Teman-teman timnya mengangkat dia di atas pundak mereka, mengelu-elukan ia. Belum pernah ia diperlakukan seperti demikian selama ini.

Setelah bangku penonton kosong dan para pemain mandi, pelatih memperhatikan anak muda yang terduduk diam di sudut kiri loker sendirian. Sang pelatih mendatangi dan berkata,", aku tidak percaya dengan semuanya tadi. Kamu begitu luar biasa! Katakan padaku apa yang terjadi pada mu? Bagaimana kamu melakukan semua itu?"

Ia menatap sang pelatih, dengan menitikan air mata dan berkata, "Pelatih, kamu tahu ayahku telah meninggal dunia, tapi apakah kamu tahu kalau ayahku itu buta?" anak muda itu sulit menelan air liur dan dengan senyum yg sedikit terpaksa melanjutkan perkataannya, "Ayah datang di semua pertandinganku, tetapi hari ini adalah pertama kalinya ia bisa melihat saya bermain, dan saya ingin menunjukan padanya saya bisa melakukannya dg baik!"

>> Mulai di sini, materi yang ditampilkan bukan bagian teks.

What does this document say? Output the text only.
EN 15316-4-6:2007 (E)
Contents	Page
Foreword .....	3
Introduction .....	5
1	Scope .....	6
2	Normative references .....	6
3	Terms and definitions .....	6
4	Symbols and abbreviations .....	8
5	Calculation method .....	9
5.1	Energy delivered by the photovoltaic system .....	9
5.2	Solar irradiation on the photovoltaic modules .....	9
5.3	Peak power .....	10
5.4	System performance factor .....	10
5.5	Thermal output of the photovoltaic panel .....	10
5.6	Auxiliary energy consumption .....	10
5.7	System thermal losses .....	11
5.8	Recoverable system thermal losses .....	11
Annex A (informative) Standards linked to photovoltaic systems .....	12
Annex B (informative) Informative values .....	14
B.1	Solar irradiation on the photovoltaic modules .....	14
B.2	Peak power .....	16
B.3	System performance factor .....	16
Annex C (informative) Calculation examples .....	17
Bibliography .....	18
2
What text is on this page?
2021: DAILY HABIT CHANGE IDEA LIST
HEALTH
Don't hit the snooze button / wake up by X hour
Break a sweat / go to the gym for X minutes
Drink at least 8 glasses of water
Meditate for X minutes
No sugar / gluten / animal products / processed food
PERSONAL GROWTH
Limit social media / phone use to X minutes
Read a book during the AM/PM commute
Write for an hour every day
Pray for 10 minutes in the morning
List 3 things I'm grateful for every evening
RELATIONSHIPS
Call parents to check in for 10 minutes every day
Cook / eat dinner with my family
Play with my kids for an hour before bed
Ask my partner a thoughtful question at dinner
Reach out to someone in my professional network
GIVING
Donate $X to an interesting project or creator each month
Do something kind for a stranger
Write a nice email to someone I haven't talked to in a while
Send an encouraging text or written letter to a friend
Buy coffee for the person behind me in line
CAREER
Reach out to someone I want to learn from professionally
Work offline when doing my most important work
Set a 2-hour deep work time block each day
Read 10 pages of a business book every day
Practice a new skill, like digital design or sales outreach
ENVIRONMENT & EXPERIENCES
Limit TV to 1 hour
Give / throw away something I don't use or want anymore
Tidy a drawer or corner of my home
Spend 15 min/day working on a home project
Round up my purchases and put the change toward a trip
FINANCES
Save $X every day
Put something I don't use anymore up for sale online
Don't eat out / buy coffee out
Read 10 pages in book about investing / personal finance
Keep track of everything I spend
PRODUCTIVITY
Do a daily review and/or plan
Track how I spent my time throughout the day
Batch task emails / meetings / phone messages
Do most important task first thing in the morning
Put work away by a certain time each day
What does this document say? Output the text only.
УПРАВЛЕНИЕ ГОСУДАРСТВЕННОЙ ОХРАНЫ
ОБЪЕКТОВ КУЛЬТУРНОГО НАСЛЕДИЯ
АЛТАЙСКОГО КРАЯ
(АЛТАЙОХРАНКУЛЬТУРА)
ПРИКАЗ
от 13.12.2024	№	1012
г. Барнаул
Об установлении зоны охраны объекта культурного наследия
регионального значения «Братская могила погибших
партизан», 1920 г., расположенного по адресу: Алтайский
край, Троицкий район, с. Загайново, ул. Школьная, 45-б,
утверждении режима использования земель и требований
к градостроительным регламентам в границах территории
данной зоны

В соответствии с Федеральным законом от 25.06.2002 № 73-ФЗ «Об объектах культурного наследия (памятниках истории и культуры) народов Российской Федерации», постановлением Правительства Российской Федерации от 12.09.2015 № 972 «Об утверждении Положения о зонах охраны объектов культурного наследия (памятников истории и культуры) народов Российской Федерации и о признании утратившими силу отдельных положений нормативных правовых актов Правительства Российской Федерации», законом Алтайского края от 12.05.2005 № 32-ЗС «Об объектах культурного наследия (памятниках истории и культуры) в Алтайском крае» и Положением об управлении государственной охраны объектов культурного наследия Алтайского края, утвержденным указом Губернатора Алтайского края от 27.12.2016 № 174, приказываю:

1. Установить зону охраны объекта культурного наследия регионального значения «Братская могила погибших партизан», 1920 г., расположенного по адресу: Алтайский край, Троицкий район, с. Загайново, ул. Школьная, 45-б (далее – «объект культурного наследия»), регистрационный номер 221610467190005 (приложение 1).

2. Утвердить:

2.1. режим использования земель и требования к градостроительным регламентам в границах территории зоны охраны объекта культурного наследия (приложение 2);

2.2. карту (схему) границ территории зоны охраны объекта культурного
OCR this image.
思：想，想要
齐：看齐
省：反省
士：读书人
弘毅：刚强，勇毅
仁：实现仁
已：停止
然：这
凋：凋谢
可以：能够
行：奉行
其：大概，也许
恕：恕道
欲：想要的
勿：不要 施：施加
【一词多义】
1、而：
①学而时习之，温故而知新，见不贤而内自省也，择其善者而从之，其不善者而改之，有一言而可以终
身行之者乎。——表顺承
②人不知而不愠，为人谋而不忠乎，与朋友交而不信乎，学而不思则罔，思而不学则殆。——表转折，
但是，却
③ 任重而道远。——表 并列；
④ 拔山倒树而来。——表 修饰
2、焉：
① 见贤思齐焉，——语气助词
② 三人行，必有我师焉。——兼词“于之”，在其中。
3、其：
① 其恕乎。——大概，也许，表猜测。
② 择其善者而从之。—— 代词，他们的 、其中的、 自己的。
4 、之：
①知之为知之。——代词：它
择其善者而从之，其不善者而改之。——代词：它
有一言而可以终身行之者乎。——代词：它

Friends, what does the story mean??

Like the young man's father, God is always there cheering for us. He's always reminding us to go on. He's even offering us His hand for He knows what is best, and is willing to give us what we need and not simply what we want. God has never missed a single game. What a joy to know that life is meaningful if lived for the Highest. Live for HIM for He's watching us in the game of life!